Following extraction, high molecular weight DNA was sent to Macrogen (Seoul, South Korea) for sequencing on the Illumina HiSeq 2000 platform using 100 bp paired end libraries. With a sequencing output of 35 Gb, estimated coverage was 700X per genome.

De novo assembly, annotation and comparative analyses

FASTQ files for each genome were trimmed and quality filtered using the FASTQ Trimmer tool of the FASTX-toolkit v0.0.13 [87] and Sickle (https://github.com/ucdavis-bioinformatics/sickle) respectively. High-quality reads (Q > 30) were assembled into contigs using Velvet v1.2.10 [88]. Following initial assembly, PAGIT (post assembly genome improvement toolkit) tools including IMAGE (iterative mapping and assembly for gap elimination) and iCORN (iterative correction of reference nucleotides) were utilized for gap elimination and sequencing error correction [89]. Finally, SSPACE basic version 1.0 (stand-alone scaffolder of pre-assembled contigs using paired-read data) was utilized to build scaffolds from assembled contigs [90]. Genome completeness was assessed as previously described [91]. Gene prediction and genome annotation was performed using the automated JGI pipeline (Joint Genome Institute) [92].

For comparative analyses, A. aurescens TC1, A. castelli DSM 16402, A. chlorophenolicus A6, A. globiformis NBRC 12137, A. nitroguajacolicus Rue61a, A. phenanthrenivorans Sphe3 and Arthrobacter sp.
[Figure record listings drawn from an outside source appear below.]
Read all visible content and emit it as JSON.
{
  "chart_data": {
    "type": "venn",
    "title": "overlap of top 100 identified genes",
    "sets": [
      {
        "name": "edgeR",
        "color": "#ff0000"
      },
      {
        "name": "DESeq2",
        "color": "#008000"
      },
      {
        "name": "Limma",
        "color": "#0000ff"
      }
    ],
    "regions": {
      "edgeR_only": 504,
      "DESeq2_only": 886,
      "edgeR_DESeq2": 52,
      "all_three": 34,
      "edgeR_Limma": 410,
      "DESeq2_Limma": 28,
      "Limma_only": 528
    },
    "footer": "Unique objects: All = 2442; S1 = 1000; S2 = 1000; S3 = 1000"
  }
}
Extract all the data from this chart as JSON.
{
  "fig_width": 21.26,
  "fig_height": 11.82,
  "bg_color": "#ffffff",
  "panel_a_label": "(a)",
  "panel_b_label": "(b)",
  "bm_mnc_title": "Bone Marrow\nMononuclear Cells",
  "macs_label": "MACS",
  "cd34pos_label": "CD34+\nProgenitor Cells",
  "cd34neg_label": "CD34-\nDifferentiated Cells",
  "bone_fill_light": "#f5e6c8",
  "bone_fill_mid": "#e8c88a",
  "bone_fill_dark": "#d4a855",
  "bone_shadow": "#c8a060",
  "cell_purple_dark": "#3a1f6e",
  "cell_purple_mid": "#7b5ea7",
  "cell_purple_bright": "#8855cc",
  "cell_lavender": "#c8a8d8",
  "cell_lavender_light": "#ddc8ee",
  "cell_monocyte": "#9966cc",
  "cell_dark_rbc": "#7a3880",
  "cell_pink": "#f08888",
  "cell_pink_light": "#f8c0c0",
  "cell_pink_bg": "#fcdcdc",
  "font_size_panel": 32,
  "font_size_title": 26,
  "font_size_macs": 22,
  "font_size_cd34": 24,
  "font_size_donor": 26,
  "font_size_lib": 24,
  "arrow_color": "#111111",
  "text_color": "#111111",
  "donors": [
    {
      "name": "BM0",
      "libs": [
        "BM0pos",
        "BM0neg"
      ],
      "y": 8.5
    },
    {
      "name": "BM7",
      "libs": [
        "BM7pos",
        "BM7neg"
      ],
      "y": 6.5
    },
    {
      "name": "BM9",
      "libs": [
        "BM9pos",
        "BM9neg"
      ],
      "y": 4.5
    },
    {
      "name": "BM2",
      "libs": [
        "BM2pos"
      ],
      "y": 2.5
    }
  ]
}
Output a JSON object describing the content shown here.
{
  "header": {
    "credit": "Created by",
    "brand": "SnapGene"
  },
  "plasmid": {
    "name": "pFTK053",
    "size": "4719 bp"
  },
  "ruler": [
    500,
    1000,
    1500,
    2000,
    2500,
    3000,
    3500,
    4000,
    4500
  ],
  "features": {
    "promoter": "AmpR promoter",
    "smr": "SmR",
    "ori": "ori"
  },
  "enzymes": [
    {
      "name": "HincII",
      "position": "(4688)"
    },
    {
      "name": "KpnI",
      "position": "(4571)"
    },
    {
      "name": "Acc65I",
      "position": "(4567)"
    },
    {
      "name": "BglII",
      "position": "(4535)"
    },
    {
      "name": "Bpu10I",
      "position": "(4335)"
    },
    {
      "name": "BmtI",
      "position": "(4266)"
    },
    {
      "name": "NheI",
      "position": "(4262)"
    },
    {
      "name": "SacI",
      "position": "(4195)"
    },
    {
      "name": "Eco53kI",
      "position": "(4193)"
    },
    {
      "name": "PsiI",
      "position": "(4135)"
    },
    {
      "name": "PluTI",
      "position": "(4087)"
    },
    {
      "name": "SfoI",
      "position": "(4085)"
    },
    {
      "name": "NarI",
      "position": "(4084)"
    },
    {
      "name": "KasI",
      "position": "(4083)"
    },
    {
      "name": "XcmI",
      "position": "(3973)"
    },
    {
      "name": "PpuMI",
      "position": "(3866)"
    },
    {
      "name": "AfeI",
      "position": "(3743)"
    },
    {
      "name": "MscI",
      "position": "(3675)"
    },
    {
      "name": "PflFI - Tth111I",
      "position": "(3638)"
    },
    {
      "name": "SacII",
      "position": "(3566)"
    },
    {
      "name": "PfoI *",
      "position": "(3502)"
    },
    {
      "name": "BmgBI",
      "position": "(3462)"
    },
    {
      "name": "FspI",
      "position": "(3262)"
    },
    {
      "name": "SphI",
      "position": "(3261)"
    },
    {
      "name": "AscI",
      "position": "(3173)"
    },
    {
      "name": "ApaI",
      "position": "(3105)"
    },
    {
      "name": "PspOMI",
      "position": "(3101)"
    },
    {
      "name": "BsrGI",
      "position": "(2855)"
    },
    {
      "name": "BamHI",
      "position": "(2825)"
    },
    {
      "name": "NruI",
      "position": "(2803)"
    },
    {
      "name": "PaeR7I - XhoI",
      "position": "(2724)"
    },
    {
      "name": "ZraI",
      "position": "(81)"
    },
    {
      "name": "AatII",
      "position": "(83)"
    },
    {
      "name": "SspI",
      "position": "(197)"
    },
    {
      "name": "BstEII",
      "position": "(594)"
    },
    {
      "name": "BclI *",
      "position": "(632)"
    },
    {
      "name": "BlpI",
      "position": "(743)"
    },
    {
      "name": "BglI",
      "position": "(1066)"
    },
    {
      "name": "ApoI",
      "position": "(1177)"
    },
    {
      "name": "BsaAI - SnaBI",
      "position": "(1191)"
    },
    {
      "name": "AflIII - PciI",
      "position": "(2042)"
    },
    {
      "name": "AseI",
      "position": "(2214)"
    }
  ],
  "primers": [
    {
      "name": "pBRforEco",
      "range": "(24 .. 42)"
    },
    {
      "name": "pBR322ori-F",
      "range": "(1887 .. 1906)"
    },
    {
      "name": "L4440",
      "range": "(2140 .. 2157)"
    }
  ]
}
FB24 were selected based on their genome completeness and habitat. These analyses were performed using JGI-IMG (Integrated Microbial Genomes)-Expert Review [85]. CMG biotools was utilised for pan- and core-genome plot analysis and predicted proteome comparisons [32]. Putative phage sequences were identified by the Phage Search Tool (PHAST) [24].

Availability of supporting data

This whole genome shotgun project has been deposited at DDBJ/EMBL/GenBank under the following accession numbers: 35/47-AZHY00000000, H14-AZRX00000000, H20-AZRY00000000, H41-AZRZ00000000, Br18-AZSA00000000, I3-AZSB00000000 and H5-AZSC00000000.

Phenotypic characterisation by BIOLOG

Salinity tolerance and carbon substrate utilisation

Carbon utilisation (PM1, PM2A) and salinity tolerance (PM9) were tested by Phenotype Microarray (PM) technology (BIOLOG). Ten Arthrobacter isolates, including seven Antarctic isolates: I3, H5, H14, H20, 35/47, Br18 and H41 and three temperate isolates: A. phenanthrenivorans DSM 18606 T, A. chlorophenolicus DSM 12829 T and Arthrobacter sp. FB24 DSM 22572T, were included for characterisation. Type strains of the temperate bacteria were obtained from DSMZ, Germany. Antarctic isolates were routinely cultured on R2A agar plates at 15°C and temperate isolates were routinely cultured on TSB (tryptic soy broth) agar (Bacto™, BD) plates at 28°C. Prior to inoculation of PM plates, Antarctic isolates were grown at 15°C for three days on R2A agar plates and temperate isolates were grown at 28°C for 12 h on TSB agar plates. PM plates were inoculated with 150 μl of cell suspension, prepared to the appropriate cell density as per the manufacturer’s instructions. PM plates inoculated with Antarctic isolates were incubated at 15°C and PM plates with temperate isolates were incubated at 28°C. Colour development (OD600nm) on all plates was recorded at 24 h intervals on an EnSpire® multimode plate reader over 10 days for Antarctic isolates and over four days for temperate isolates.

Data analysis

Isolate response profiles were built based on the response of each isolate to each substrate, determined as either positive or negative (binary data – usage/non-usage). Response profiles were analysed with the multivariate statistics package, Primer-E v6 (UK) by non-metric multi-dimensional scaling (MDS) plots on Bray Curtis similarity matrices constructed from transformed data (presence/absence).